Depois, disse que os americanos têm ameaçado a estabilidade na Eurásia ao expandir sua atuação, remetendo ao aumento da assertividade nuclear da aliança entre Joe Biden e a Coreia do Sul, para ficar nas preocupações de Kim.
Os exercícios de Putin miram mostrar que suas forças estão vivas no Pacífico, onde costumam operar em conjunto com a aliada China. É a segunda demonstração do tipo em uma semana: na segunda (17), uma flotilha russa de ataque deixou Havana após cinco dias em exercícios militares no Caribe, quintal estratégico dos EUA.
O fundador da ditadura, o avô do líder atual Kim Il-sung, liderou o conflito congelado há quase 71 anos com o sul capitalista da península coreana com forte apoio soviético e chinês. Após o fim da Guerra Fria, Moscou se afastou de Pyongyang e aprovou sanções na ONU contra o regime, mas agora o jogo voltou algumas casas.
Putin mesmo só havia visitado uma vez o país, em 2000, quando encontrou-se com o pai do ditador, Kim Jong-un. Agora, deverá passar a noite em uma hospedagem para chefes de Estado construída para a recepção ao chinês Xi Jinping em 2019, ao lado do monumento em homenagem aos dois Kims, pai e avô do atual.
Putin assume um pouco o papel de Xi, nesse sentido, dado que o chinês mantém uma distância regulamentar de Kim devido a sua interdependência comercial e financeira com o Ocidente. A Rússia, sujeita a sanções duras como Pyongyang, tem pouco a perder com demonstração de amizade.
Isso não tira o peso chinês da equação: o país responde por 90% do comércio exterior da Coreia do Norte. Devolvendo a mesura, além de banquete e concerto de gala, Kim deverá oferecer ao russo um raro desfile militar para um líder estrangeiro em Pyongyang. Lá, alguns dos mísseis balísticos que repassou a Moscou e que já foram encontrados como destroços na Ucrânia deverão estar presentes.

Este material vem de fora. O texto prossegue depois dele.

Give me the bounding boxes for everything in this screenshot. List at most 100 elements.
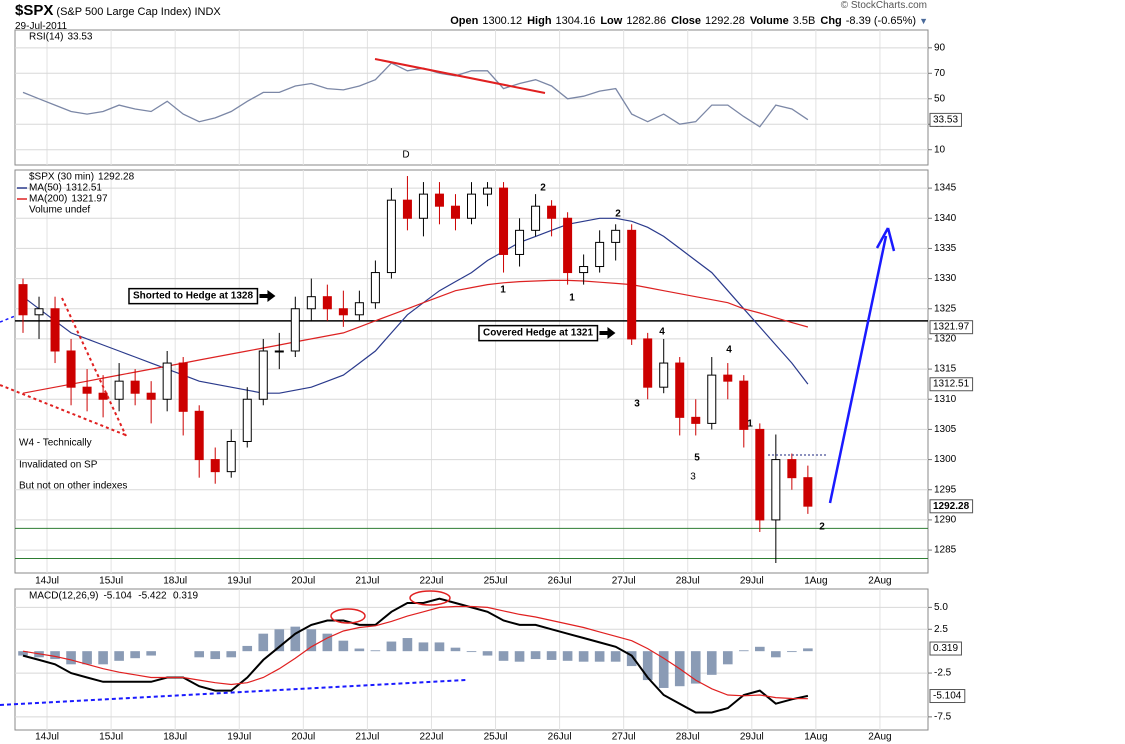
y-tick-label: 1325 [934, 303, 957, 314]
annotation-box [478, 324, 599, 342]
y-tick-label: -2.5 [934, 668, 952, 679]
x-tick-label: 22Jul [420, 732, 444, 743]
legend-value: 0.319 [173, 591, 198, 602]
histogram-bar [466, 651, 477, 653]
histogram-bar [50, 651, 60, 660]
exchange: INDX [194, 6, 221, 18]
value-label: 1321.97 [933, 322, 970, 333]
candle-body [178, 362, 188, 412]
highlight-ellipse [409, 590, 451, 606]
x-tick-label: 18Jul [163, 576, 187, 587]
candle-body [434, 193, 444, 207]
histogram-bar [130, 651, 140, 659]
candle-body [499, 187, 509, 255]
x-tick-label: 14Jul [35, 732, 59, 743]
histogram-bar [482, 651, 493, 656]
histogram-bar [803, 648, 813, 652]
projection-arrow [828, 235, 888, 504]
candle-body [579, 266, 589, 274]
annotation: 2 [615, 209, 621, 220]
candle-body [787, 459, 797, 479]
x-tick-label: 25Jul [484, 576, 508, 587]
annotation-arrow [599, 327, 616, 339]
histogram-bar [722, 651, 733, 665]
candle-body [226, 440, 236, 473]
candle-body [755, 428, 765, 521]
panel [14, 169, 929, 574]
annotation: 4 [726, 345, 732, 356]
value-label-box [929, 377, 974, 392]
quote: Open 1300.12 High 1304.16 Low 1282.86 Close 129… [445, 15, 928, 27]
annotation: 3 [690, 472, 696, 483]
x-tick-label: 27Jul [612, 732, 636, 743]
histogram-bar [787, 651, 797, 653]
histogram-bar [546, 651, 557, 660]
x-tick-label: 28Jul [676, 576, 700, 587]
value-label-box [929, 320, 974, 335]
annotation: 3 [634, 399, 640, 410]
candle-body [306, 296, 316, 310]
y-tick-label: 1295 [934, 484, 957, 495]
x-tick-label: 15Jul [99, 576, 123, 587]
annotation-box [128, 287, 259, 305]
legend-label: RSI(14) [29, 32, 63, 43]
rsi-trend-line [374, 58, 546, 94]
candle-body [338, 308, 348, 316]
index-name: (S&P 500 Large Cap Index) [56, 6, 192, 18]
candle-body [194, 410, 204, 461]
candle-body [98, 392, 108, 400]
quote-label: Low [600, 15, 623, 27]
x-tick-label: 27Jul [612, 576, 636, 587]
y-tick-label: 5.0 [934, 602, 948, 613]
histogram-bar [434, 642, 445, 652]
y-tick-label: 70 [934, 68, 946, 79]
candle-body [402, 199, 412, 219]
histogram-bar [450, 647, 461, 652]
legend-value: -5.422 [138, 591, 167, 602]
x-tick-label: 21Jul [355, 576, 379, 587]
histogram-bar [194, 651, 205, 658]
candle-body [739, 380, 749, 430]
histogram-bar [755, 646, 765, 652]
y-tick-label: -7.5 [934, 712, 952, 723]
x-tick-label: 20Jul [291, 576, 315, 587]
legend-label: MA(50) [29, 183, 62, 194]
quote-label: Close [671, 15, 702, 27]
moving-average [22, 217, 809, 394]
histogram-bar [290, 626, 301, 652]
value-label: 0.319 [933, 643, 958, 654]
x-tick-label: 21Jul [355, 732, 379, 743]
y-tick-label: 2.5 [934, 624, 948, 635]
histogram-bar [370, 650, 381, 652]
candle-body [354, 302, 364, 316]
quote-value: 3.5B [792, 15, 816, 27]
x-tick-label: 18Jul [163, 732, 187, 743]
quote-label: Chg [820, 15, 842, 27]
moving-average [22, 279, 809, 394]
legend-value: 1321.97 [71, 194, 108, 205]
x-tick-label: 20Jul [291, 732, 315, 743]
symbol: $SPX [15, 2, 54, 19]
candle-body [611, 229, 621, 243]
annotation: 2 [540, 183, 546, 194]
x-tick-label: 22Jul [420, 576, 444, 587]
candle-body [723, 374, 733, 382]
panel [14, 588, 929, 731]
histogram-bar [530, 651, 541, 660]
annotation: 4 [659, 327, 665, 338]
y-tick-label: 1300 [934, 454, 957, 465]
candle-body [66, 350, 76, 388]
quote-value: 1304.16 [555, 15, 596, 27]
quote-label: Open [450, 15, 479, 27]
annotation: 5 [694, 453, 700, 464]
annotation-arrow [259, 290, 276, 302]
header: $SPX (S&P 500 Large Cap Index) INDX [15, 2, 221, 19]
histogram-bar [642, 651, 653, 681]
y-tick-label: 1340 [934, 213, 957, 224]
histogram-bar [210, 651, 221, 660]
quote-value: 1292.28 [705, 15, 745, 27]
value-label-box [929, 112, 962, 127]
histogram-bar [578, 651, 589, 662]
trend-line [61, 297, 127, 437]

De seu lado, o ditador chamou a invasão da Ucrânia de “guerra sagrada do povo russo”. A visita de Putin ocorre após a cúpula de paz convocada pela Suíça no fim de semana redundar numa reunião de quem já apoiava a Ucrânia.
Os russos, que não foram chamados, celebraram a falta de consenso em torno de um comunicado final do evento.
Criticados por faltar e acusados na segunda pela Otan [aliança militar ocidental] de apoiar a guerra russa, os chineses responderam em tom inusualmente duro nesta terça. “Aconselhamos a Otan a parar de troca a culpa e plantar discórdia, e sim fazer algo prático para a solução política da crise”, afirmou o porta-voz Lin Jian.
Na sequência, Putin irá nesta quarta (19) ao Vietnã, país que mantém relações com o Ocidente, mas recusou participar do encontro suíço.